Among the worst, the most preposterous, contenders is ExxonMobil Chief Executive Rex Tillerson. How did he even get on Trump’s list? One theory is that Trump recently met with former secretary of state Condoleezza Rice and former defense secretary Robert Gates, two principals in the RiceHadleyGates consulting firm that reportedly had been hired by Exxon. Another is that Trump and national security adviser-designee Mike Flynn’s Russia-toadying is at work here. The Wall Street Journal reports:
Friends and associates said few U.S. citizens are closer to [Russian President Vladimir] Putin than Mr. Tillerson, who has known Mr. Putin since he represented Exxon’s interests in Russia during the regime of Boris Yeltsin.
“He has had more interactive time with Vladimir Putin than probably any other American with the exception of Henry Kissinger,” said John Hamre, a former deputy defense secretary during the Clinton administration and president of the Center for Strategic and International Studies, a Washington think tank where Mr. Tillerson is a board member.
In 2011, Mr. Tillerson struck a deal giving Exxon access to prized Arctic resources in Russia as well as allowing Russia’s state oil company, OAO Rosneft, to invest in Exxon concessions all over the world. The following year, the Kremlin bestowed the country’s Order of Friendship decoration on Mr. Tillerson.
Gulp. Oh, and he publicly spoke out against sanctions against Russia.
That might be reason alone for the Senate to nix his nomination — although it is not the only one. For one thing, there is yet another conflict-of-interest issue. (“One of the first issues Mr. Tillerson would have to resolve as secretary of state would be his holdings of Exxon shares, many of which aren’t scheduled to vest for almost a decade. The value of those shares could go up if the sanctions on Russia were lifted.”)
And then there is the accusation that ExxonMobil engaged in a massive attempt to conceal global warming data from the public:
The world’s largest oil explorer by market value had been hit by a pair of multipart investigations by InsideClimate News and the Los Angeles Times. Both reported that as early as the 1970s, the company understood more about climate change than it had let on and had deliberately misled the public about it. One of Exxon’s senior scientists noted in 1977—11 years before a NASA scientist sounded the alarm about global warming during congressional testimony—that “the most likely manner in which mankind is influencing the global climate is through carbon dioxide release from the burning of fossil fuels.”

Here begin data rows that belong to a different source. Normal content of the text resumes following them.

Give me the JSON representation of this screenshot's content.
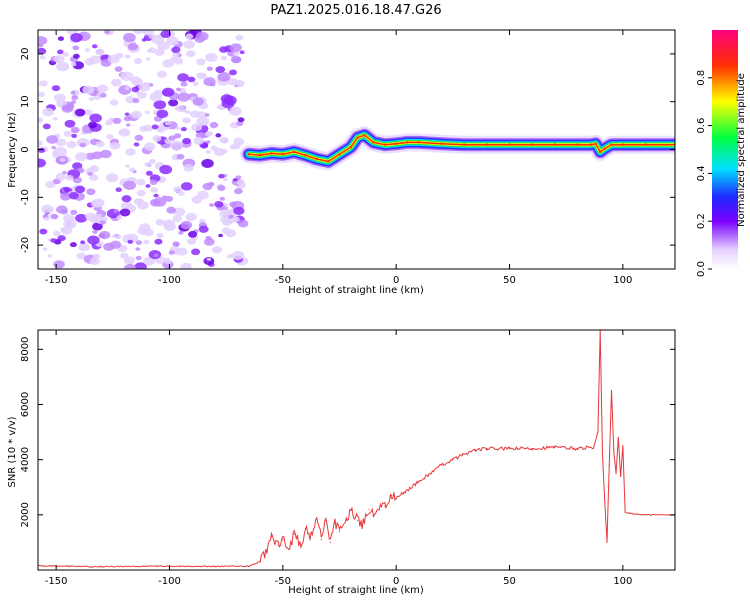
{
  "title": "PAZ1.2025.016.18.47.G26",
  "chart_data": [
    {
      "type": "heatmap",
      "xlabel": "Height of straight line (km)",
      "ylabel": "Frequency (Hz)",
      "xlim": [
        -158,
        123
      ],
      "ylim": [
        -25,
        25
      ],
      "x_ticks": [
        -150,
        -100,
        -50,
        0,
        50,
        100
      ],
      "y_ticks": [
        -20,
        -10,
        0,
        10,
        20
      ],
      "colorbar": {
        "label": "Normalized spectral amplitude",
        "range": [
          0,
          1
        ],
        "ticks": [
          0.0,
          0.2,
          0.4,
          0.6,
          0.8
        ],
        "tick_labels": [
          "0.0",
          "0.2",
          "0.4",
          "0.6",
          "0.8"
        ],
        "colormap": "rainbow (white-violet-blue-cyan-green-yellow-red-magenta)"
      },
      "noise_region_x": [
        -158,
        -67
      ],
      "ridge": {
        "x": [
          -65,
          -60,
          -55,
          -50,
          -45,
          -40,
          -35,
          -30,
          -25,
          -20,
          -17,
          -14,
          -10,
          -5,
          0,
          5,
          10,
          20,
          30,
          40,
          50,
          60,
          70,
          80,
          86,
          88,
          90,
          92,
          95,
          100,
          110,
          123
        ],
        "y": [
          -1.0,
          -1.2,
          -0.8,
          -1.0,
          -0.5,
          -1.2,
          -2.0,
          -2.5,
          -1.0,
          0.5,
          2.5,
          3.0,
          1.5,
          1.0,
          1.2,
          1.5,
          1.5,
          1.2,
          1.0,
          1.0,
          1.0,
          1.0,
          1.0,
          1.0,
          1.0,
          1.2,
          -0.5,
          0.2,
          1.0,
          1.0,
          1.0,
          1.0
        ]
      },
      "grid": false
    },
    {
      "type": "line",
      "xlabel": "Height of straight line (km)",
      "ylabel": "SNR (10 * v/v)",
      "xlim": [
        -158,
        123
      ],
      "ylim": [
        0,
        8700
      ],
      "x_ticks": [
        -150,
        -100,
        -50,
        0,
        50,
        100
      ],
      "y_ticks": [
        2000,
        4000,
        6000,
        8000
      ],
      "series": [
        {
          "color": "#e8373a",
          "x": [
            -158,
            -130,
            -100,
            -80,
            -65,
            -60,
            -57,
            -55,
            -52,
            -50,
            -47,
            -45,
            -42,
            -40,
            -38,
            -35,
            -33,
            -31,
            -29,
            -27,
            -25,
            -22,
            -20,
            -17,
            -15,
            -12,
            -10,
            -7,
            -5,
            -2,
            0,
            5,
            10,
            15,
            20,
            25,
            30,
            35,
            40,
            50,
            60,
            70,
            80,
            85,
            87,
            89,
            90,
            91,
            92,
            93,
            94,
            95,
            96,
            97,
            98,
            99,
            100,
            101,
            103,
            110,
            123
          ],
          "y": [
            150,
            120,
            140,
            130,
            140,
            300,
            700,
            1200,
            900,
            1100,
            800,
            1300,
            900,
            1500,
            1200,
            1900,
            1100,
            1800,
            1000,
            1700,
            1400,
            1800,
            2200,
            1800,
            1600,
            2200,
            2000,
            2400,
            2300,
            2700,
            2600,
            2900,
            3200,
            3500,
            3800,
            4000,
            4200,
            4350,
            4400,
            4400,
            4400,
            4450,
            4400,
            4450,
            4400,
            5000,
            8700,
            4200,
            2500,
            1000,
            3800,
            6500,
            4300,
            3500,
            4800,
            3400,
            4500,
            2100,
            2050,
            2000,
            2000
          ]
        }
      ],
      "grid": false
    }
  ]
}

A flock of environmental groups demanded a federal racketeering probe of ExxonMobil while New York Attorney General Eric Schneiderman opened his own probe. An entire #ExxonKnew campaign is in high gear and would no doubt use a confirmation hearing to try ExxonMobil on its alleged efforts to cover up global warming, making this a nightmare for climate-change deniers. Tillerson has said he thinks climate change is real (which will be a bitter pill for Republicans to swallow), but ExxonMobil’s actions in past years have set environmental groups on a mission to prove in essence that ExxonMobil used the same kind of tactics cigarette companies deployed to deny that cigarettes cause cancer.
So why in the world would Trump be considering this guy? Maybe the people-pleaser Trump is trying to butter up whoever recommended Tillerson. That said, his nomination would be a disaster, one that could enrage anti-Russia hawks in both parties and anger both climate-change believers and deniers. In short, the only person who would like this nomination would be — you guessed it — Putin.